Tuesday, December 1, 2009

Beach Boys Cover Reviews: Surfin' USA (1963)


1963 was a big year for the Beach Boys. They released three albums, two of which would go gold (including this one), and one (Little Deuce Coupe) which would go platinum. I guess you could say this was the year they really made it. And they made a lot of music, very quickly. Which brings us to their second album, Surfin' USA.

Apparently in the five months since their first album, the Beach Boys became "The No. 1 Surfing Group in the Country." The cover proclaims this, assuming that maybe you would miss the perfect-wave portrait on the front, the band's name, or the bright yellow "SURFIN'USA" gracing the cover. This claim is actually kind of charming now, as it goes against everything album covers became. Back in 1963, they were still pretty utilitarian. It also reminds me of the mid-late 00s trend of putting 3x4" "FOR FANS OF" stickers on post-hardcore commercialcore also-ran bands' cds. Anyway, this claim to surfing-band supremacy alludes to a surfing-band war which may or may not have actually happened. If it did, this cover is the only real vestige of that months-long battle. So it gets points for that.

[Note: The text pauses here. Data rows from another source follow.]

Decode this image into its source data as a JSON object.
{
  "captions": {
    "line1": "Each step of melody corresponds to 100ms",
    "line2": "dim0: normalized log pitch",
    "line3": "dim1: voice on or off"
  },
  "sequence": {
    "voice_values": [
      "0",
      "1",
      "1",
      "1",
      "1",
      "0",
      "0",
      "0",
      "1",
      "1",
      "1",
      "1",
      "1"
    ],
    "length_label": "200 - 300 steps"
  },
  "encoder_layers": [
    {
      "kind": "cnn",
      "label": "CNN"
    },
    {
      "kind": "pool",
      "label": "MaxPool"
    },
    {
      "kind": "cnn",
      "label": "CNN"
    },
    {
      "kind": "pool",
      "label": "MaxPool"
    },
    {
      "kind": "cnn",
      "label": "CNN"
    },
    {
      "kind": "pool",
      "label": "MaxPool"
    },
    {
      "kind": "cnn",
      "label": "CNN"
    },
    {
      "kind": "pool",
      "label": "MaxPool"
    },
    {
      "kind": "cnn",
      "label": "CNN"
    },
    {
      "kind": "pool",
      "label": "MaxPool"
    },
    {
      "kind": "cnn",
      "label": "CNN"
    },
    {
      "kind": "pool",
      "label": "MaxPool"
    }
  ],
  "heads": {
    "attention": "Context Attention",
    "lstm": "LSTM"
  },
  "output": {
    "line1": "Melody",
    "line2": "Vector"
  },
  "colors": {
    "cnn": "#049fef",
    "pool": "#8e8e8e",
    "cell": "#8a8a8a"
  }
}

But what else could it really get points for? Assuming Wikipedia is to be believed (my copy of Keith Badman's indefensible book Beach Boys is out of town, so I can't double check it), this album came out on March 25th, 1963. I would then venture to guess this cover was whipped up around March 24th at about 11:37PM. A guy at Capitol probably spent about ten minutes finding the good-enoughest cheap surf photo he could (no offense to cover photographer John Severenson), added that pretty cool blue border around it, and then sent it to the factory to print up.

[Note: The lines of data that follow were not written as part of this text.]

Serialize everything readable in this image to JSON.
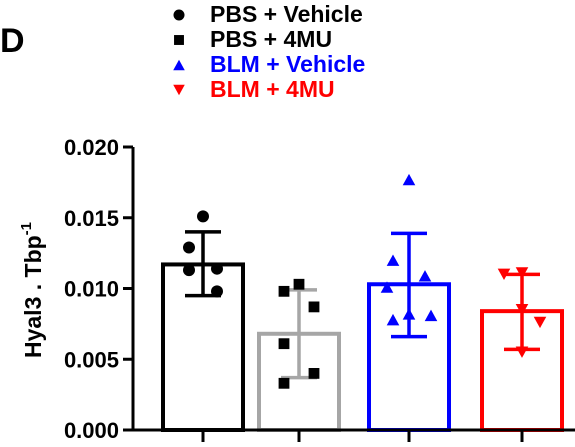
{
  "panel_label": "D",
  "chart_data": {
    "type": "bar",
    "ylabel": "Hyal3 . Tbp",
    "ylabel_superscript": "-1",
    "ylim": [
      0,
      0.02
    ],
    "yticks": [
      "0.000",
      "0.005",
      "0.010",
      "0.015",
      "0.020"
    ],
    "ytick_values": [
      0,
      0.005,
      0.01,
      0.015,
      0.02
    ],
    "legend_position": "top-left",
    "series": [
      {
        "name": "PBS + Vehicle",
        "marker": "circle",
        "color": "#000000",
        "legend_text_color": "#000000",
        "mean": 0.0117,
        "sd_upper": 0.014,
        "sd_lower": 0.0095,
        "points": [
          0.0151,
          0.0129,
          0.0114,
          0.0113,
          0.0098
        ]
      },
      {
        "name": "PBS + 4MU",
        "marker": "square",
        "color": "#a6a6a6",
        "legend_text_color": "#000000",
        "mean": 0.0068,
        "sd_upper": 0.0099,
        "sd_lower": 0.0037,
        "points": [
          0.0103,
          0.0098,
          0.0087,
          0.0061,
          0.004,
          0.0033
        ]
      },
      {
        "name": "BLM + Vehicle",
        "marker": "triangle-up",
        "color": "#0000ff",
        "legend_text_color": "#0000ff",
        "mean": 0.0103,
        "sd_upper": 0.0139,
        "sd_lower": 0.0066,
        "points": [
          0.0177,
          0.012,
          0.0109,
          0.0101,
          0.0082,
          0.0081,
          0.0078
        ]
      },
      {
        "name": "BLM + 4MU",
        "marker": "triangle-down",
        "color": "#ff0000",
        "legend_text_color": "#ff0000",
        "mean": 0.0084,
        "sd_upper": 0.011,
        "sd_lower": 0.0057,
        "points": [
          0.0111,
          0.011,
          0.0085,
          0.0076,
          0.0055
        ]
      }
    ]
  }
}
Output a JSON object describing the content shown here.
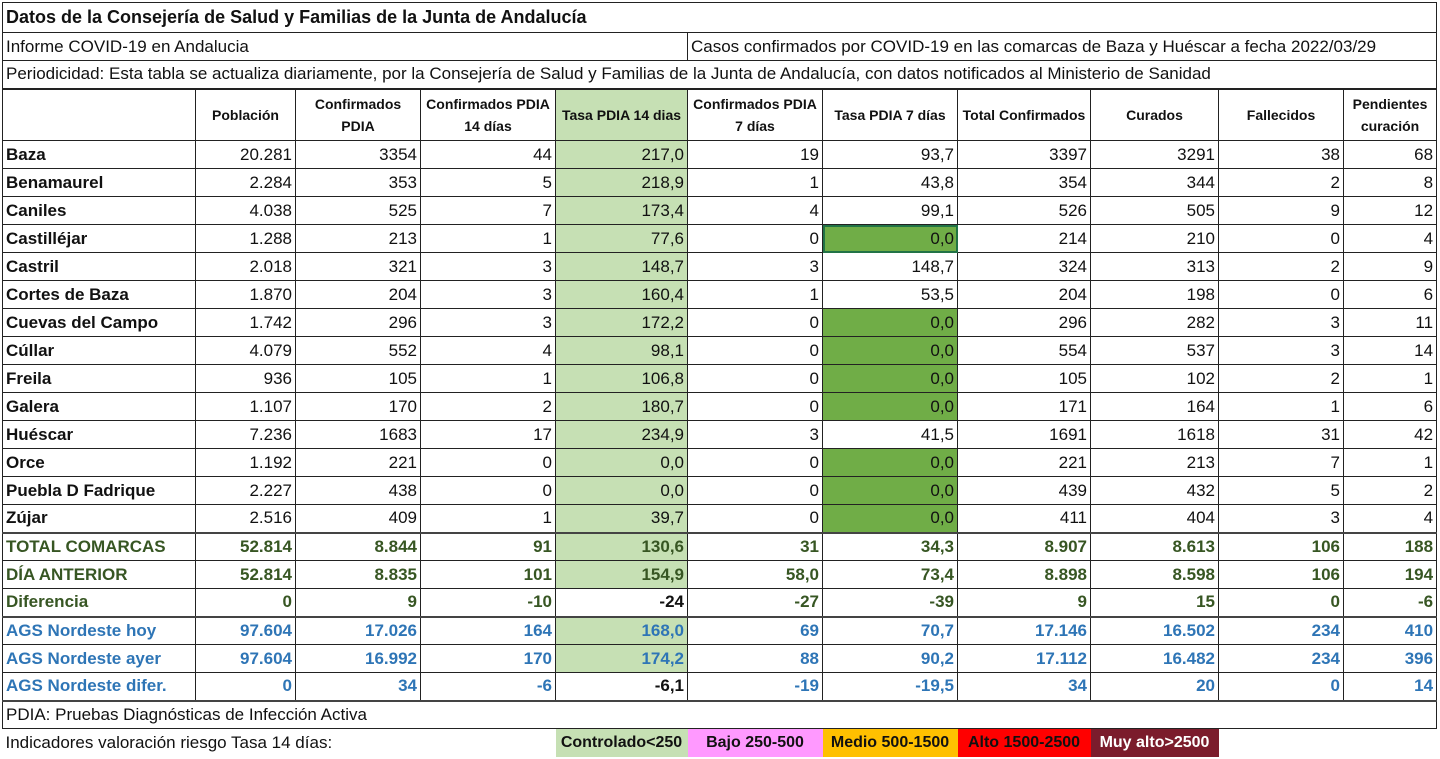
{
  "title": "Datos de la Consejería de Salud y Familias de la Junta de Andalucía",
  "report": "Informe COVID-19 en Andalucia",
  "cases_desc": "Casos confirmados por COVID-19 en las comarcas de Baza y Huéscar a fecha 2022/03/29",
  "periodicity": "Periodicidad: Esta tabla se actualiza diariamente, por la Consejería de Salud y Familias de la Junta de Andalucía, con datos notificados al Ministerio de Sanidad",
  "headers": [
    "",
    "Población",
    "Confirmados PDIA",
    "Confirmados PDIA 14 días",
    "Tasa PDIA 14 dias",
    "Confirmados PDIA 7 días",
    "Tasa PDIA 7 días",
    "Total Confirmados",
    "Curados",
    "Fallecidos",
    "Pendientes curación"
  ],
  "rows": [
    [
      "Baza",
      "20.281",
      "3354",
      "44",
      "217,0",
      "19",
      "93,7",
      "3397",
      "3291",
      "38",
      "68"
    ],
    [
      "Benamaurel",
      "2.284",
      "353",
      "5",
      "218,9",
      "1",
      "43,8",
      "354",
      "344",
      "2",
      "8"
    ],
    [
      "Caniles",
      "4.038",
      "525",
      "7",
      "173,4",
      "4",
      "99,1",
      "526",
      "505",
      "9",
      "12"
    ],
    [
      "Castilléjar",
      "1.288",
      "213",
      "1",
      "77,6",
      "0",
      "0,0",
      "214",
      "210",
      "0",
      "4"
    ],
    [
      "Castril",
      "2.018",
      "321",
      "3",
      "148,7",
      "3",
      "148,7",
      "324",
      "313",
      "2",
      "9"
    ],
    [
      "Cortes de Baza",
      "1.870",
      "204",
      "3",
      "160,4",
      "1",
      "53,5",
      "204",
      "198",
      "0",
      "6"
    ],
    [
      "Cuevas del Campo",
      "1.742",
      "296",
      "3",
      "172,2",
      "0",
      "0,0",
      "296",
      "282",
      "3",
      "11"
    ],
    [
      "Cúllar",
      "4.079",
      "552",
      "4",
      "98,1",
      "0",
      "0,0",
      "554",
      "537",
      "3",
      "14"
    ],
    [
      "Freila",
      "936",
      "105",
      "1",
      "106,8",
      "0",
      "0,0",
      "105",
      "102",
      "2",
      "1"
    ],
    [
      "Galera",
      "1.107",
      "170",
      "2",
      "180,7",
      "0",
      "0,0",
      "171",
      "164",
      "1",
      "6"
    ],
    [
      "Huéscar",
      "7.236",
      "1683",
      "17",
      "234,9",
      "3",
      "41,5",
      "1691",
      "1618",
      "31",
      "42"
    ],
    [
      "Orce",
      "1.192",
      "221",
      "0",
      "0,0",
      "0",
      "0,0",
      "221",
      "213",
      "7",
      "1"
    ],
    [
      "Puebla D Fadrique",
      "2.227",
      "438",
      "0",
      "0,0",
      "0",
      "0,0",
      "439",
      "432",
      "5",
      "2"
    ],
    [
      "Zújar",
      "2.516",
      "409",
      "1",
      "39,7",
      "0",
      "0,0",
      "411",
      "404",
      "3",
      "4"
    ]
  ],
  "totals": [
    [
      "TOTAL COMARCAS",
      "52.814",
      "8.844",
      "91",
      "130,6",
      "31",
      "34,3",
      "8.907",
      "8.613",
      "106",
      "188"
    ],
    [
      "DÍA ANTERIOR",
      "52.814",
      "8.835",
      "101",
      "154,9",
      "58,0",
      "73,4",
      "8.898",
      "8.598",
      "106",
      "194"
    ],
    [
      "Diferencia",
      "0",
      "9",
      "-10",
      "-24",
      "-27",
      "-39",
      "9",
      "15",
      "0",
      "-6"
    ]
  ],
  "ags": [
    [
      "AGS Nordeste hoy",
      "97.604",
      "17.026",
      "164",
      "168,0",
      "69",
      "70,7",
      "17.146",
      "16.502",
      "234",
      "410"
    ],
    [
      "AGS Nordeste ayer",
      "97.604",
      "16.992",
      "170",
      "174,2",
      "88",
      "90,2",
      "17.112",
      "16.482",
      "234",
      "396"
    ],
    [
      "AGS Nordeste difer.",
      "0",
      "34",
      "-6",
      "-6,1",
      "-19",
      "-19,5",
      "34",
      "20",
      "0",
      "14"
    ]
  ],
  "footnote": "PDIA: Pruebas Diagnósticas de Infección Activa",
  "legend": {
    "label": "Indicadores valoración riesgo Tasa 14 días:",
    "items": [
      {
        "text": "Controlado<250",
        "color": "#c6e0b4",
        "fg": "#111"
      },
      {
        "text": "Bajo 250-500",
        "color": "#ff99ff",
        "fg": "#111"
      },
      {
        "text": "Medio 500-1500",
        "color": "#ffc000",
        "fg": "#111"
      },
      {
        "text": "Alto 1500-2500",
        "color": "#ff0000",
        "fg": "#111"
      },
      {
        "text": "Muy alto>2500",
        "color": "#7b1c2c",
        "fg": "#fff"
      }
    ]
  }
}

I can say that the scan up there looks much better than the actual copy I have at home, but I still don't think it really works either way. It captures the act of surfing, but nothing about the contagious youth and charisma of the band itself in 1963, something the first album did quite well. It looks like it could just as well be a slapped-together collection of cut-rate surf jams by various nobodies rather than the work of a very talented group. Especially when trying to establish a new band into the rock market of the day, the decision not to picture them on the front cover just seems wrong. Despite all of the VERY BIG PRINT on the cover, it seems anonymous on the whole. It hits the mark trying to capitalize on a craze, but misses altogether trying to capitalize on a group, which seems much more important. And as a fan of the group, it is just disappointing. They probably didn't look much different a few months after the first release, but it would still be fun to see them looking like the Beach Boys.

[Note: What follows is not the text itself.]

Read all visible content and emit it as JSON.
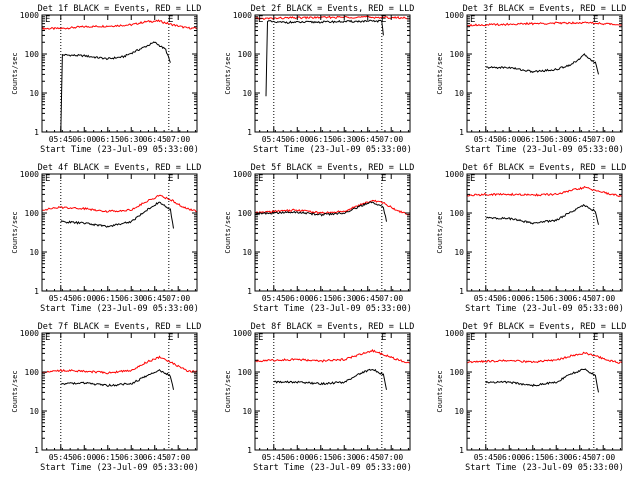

The cover has a little bit of hokey charm to it, but almost no charisma. I don't think it probably worked well then, and it definitely doesn't work now. This is a real misstep, but with the turnaround time of albums in the early days of mainstream rock music, it's kind of a forgettable mistake. It's not awful, but it's not much, either. I give it 2 out of 5, or a vaguely homeless-looking later Dennis Wilson on the Beach Boys Beard scale.